From: Stathis Papaioannou (stathisp@gmail.com)
Date: Thu Dec 03 2009 - 04:47:46 MST
2009/12/3 Frank Adamek <f.adamek@yahoo.com>
>
> Experience consists of electrochemical signals conveyed to the auditory cortex, the visual cortex, etc that make up your brain, quite independently of whether similar or identical signals are traveling through a similar or identical brain somewhere else. If that brain is destroyed, no more signals reach it.

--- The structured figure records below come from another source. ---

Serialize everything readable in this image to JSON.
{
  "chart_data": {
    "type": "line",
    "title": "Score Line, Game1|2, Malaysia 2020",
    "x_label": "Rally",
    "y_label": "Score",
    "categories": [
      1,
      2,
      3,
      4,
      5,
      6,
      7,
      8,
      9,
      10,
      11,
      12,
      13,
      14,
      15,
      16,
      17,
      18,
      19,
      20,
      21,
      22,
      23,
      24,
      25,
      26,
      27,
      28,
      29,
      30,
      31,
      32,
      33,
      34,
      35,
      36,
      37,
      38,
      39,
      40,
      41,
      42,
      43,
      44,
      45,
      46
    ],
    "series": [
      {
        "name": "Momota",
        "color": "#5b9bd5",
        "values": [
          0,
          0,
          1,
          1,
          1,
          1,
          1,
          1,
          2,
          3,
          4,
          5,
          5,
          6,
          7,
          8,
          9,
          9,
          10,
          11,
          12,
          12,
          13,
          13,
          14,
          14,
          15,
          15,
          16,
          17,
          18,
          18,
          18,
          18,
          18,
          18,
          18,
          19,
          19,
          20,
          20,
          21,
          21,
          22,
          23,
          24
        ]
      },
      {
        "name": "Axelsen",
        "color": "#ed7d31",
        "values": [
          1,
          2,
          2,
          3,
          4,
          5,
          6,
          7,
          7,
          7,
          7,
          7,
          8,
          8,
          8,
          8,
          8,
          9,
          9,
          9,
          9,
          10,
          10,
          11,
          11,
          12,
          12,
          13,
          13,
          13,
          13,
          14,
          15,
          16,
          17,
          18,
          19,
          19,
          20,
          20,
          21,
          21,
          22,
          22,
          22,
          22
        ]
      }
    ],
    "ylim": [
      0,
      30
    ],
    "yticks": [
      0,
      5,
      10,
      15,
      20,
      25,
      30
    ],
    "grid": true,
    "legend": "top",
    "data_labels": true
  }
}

But the brain *is* destroyed in ordinary life. It gradually falls
apart and the cellular repair mechanisms create a new brain in its
place.
> If you mean to say more than "there will be an instance of me with all my memories who experienced no gap in consciousness", what is it that allows you to experience what they experience? If a few memories are changed, do you experience it a little bit less, and where is the line between that person (the future instance of everything that allows us to call you "you") and some stranger, such that you expect the experiences of one and not the other? To me an expectation for the experiences of other instances of the self seems based off a non-physical "self-ness", either a property of certain minds that allows your current brain access to them, or a disembodied self-ness that receives everything each instance of you does, surviving beyond the destruction of each.
There is no soul non-physical self, but there is the illusion that I
am a unique person travelling in the forward direction through time.
Duplication thought experiments just highlight the fact that this is
an illusion. Nevertheless, it is an illusion that I would like to
continue, and I would be happy to undergo any process that allows it
to continue in much the same way that it does in ordinary life.